Hacker News new | ask | show | jobs
by troyvit 641 days ago
As an actual content provider I see this as an opportunity. We pay our journalists real money to write real stories. If AI results haven't started affecting our search traffic they will start to soon. Up until now we've had two choices: block AI-based crawlers and fall completely out of that market, or continue to let AI companies train off of our hard-won content and take it as a loss that still generates a little bit of traffic. Cloudflare now offers a third option if we can figure out how to use it.
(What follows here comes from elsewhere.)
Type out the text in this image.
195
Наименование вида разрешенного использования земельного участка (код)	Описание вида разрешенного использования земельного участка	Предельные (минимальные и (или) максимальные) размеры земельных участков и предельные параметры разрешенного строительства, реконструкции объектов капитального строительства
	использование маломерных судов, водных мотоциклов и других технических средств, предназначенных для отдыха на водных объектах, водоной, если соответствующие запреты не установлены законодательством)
Dissing on Cloudflare is the new thing, and I get it. They're big and powerful and they influence a massive amount of the traffic on the web. Like the saying goes though, don't blame the player, blame the game. Ask yourself if you'd rather have Alphabet, Microsoft, Amazon or Apple in their place, because probably one of them would be.

3 comments

> If AI results haven't started affecting our search traffic they will start to soon. Up until now we've had two choices: block AI-based crawlers and fall completely out of that market, or continue to let AI companies train off of our hard-won content and take it as a loss that still generates a little bit of traffic

You have another option, one that iFixit chose: poison[1] the data sent to AI crawlers, you may even use GenAI to generate the fake content for maximum efficiency.

1. https://www.ifixit.com/Guide/Data+Connector++Replacement/147...

> don't blame the player, blame the game

You make it sound like this is OK. "It's not their fault that a protection racket didn't already exist. They just filled the market's need for one."

I do hate it whenever somebody says that line to me, because it's up to the player to choose if they want to play, and that automatically puts them in a certain bucket.

I believe the game is rigged from the get-go. Nobody should be able to get that big without having a level of accountability that matches their size, and our current economic system doesn't support that. That's why X can go one way with content moderation, Meta another, etc. and whole countries get pissed off. That's why I hate the game. The players have scaled past it.

Web infrastructure is headed in that direction more and more too. I personally think that for all their reach and influence Cloudflare does a great job protecting the internet, but that can change at any time and it would be in nobody's control but Cloudflare's. For now I'm glad it's them and not AWS or Alphabet. I don't know how I'll feel in five years.

Not dissing any company; just pointing out a real concern to be considered, in this freshly disrupted and rapidly evolving environment.

We all know that someone is going to try to slip one past the regulators, and they're probably on HN, and we know from the past that this can pay off hugely for them.

Maybe, this time, the HN people who grumble about past exploiters and abusers in retrospect, can be more proactive, and help inform lawmakers and regulators in time.

And for those of us who don't want to be activists, but also don't want to be abusers -- just run honest businesses -- we're reminded to think twice about what we do and how we do it, when we're operating in what seems like novel space.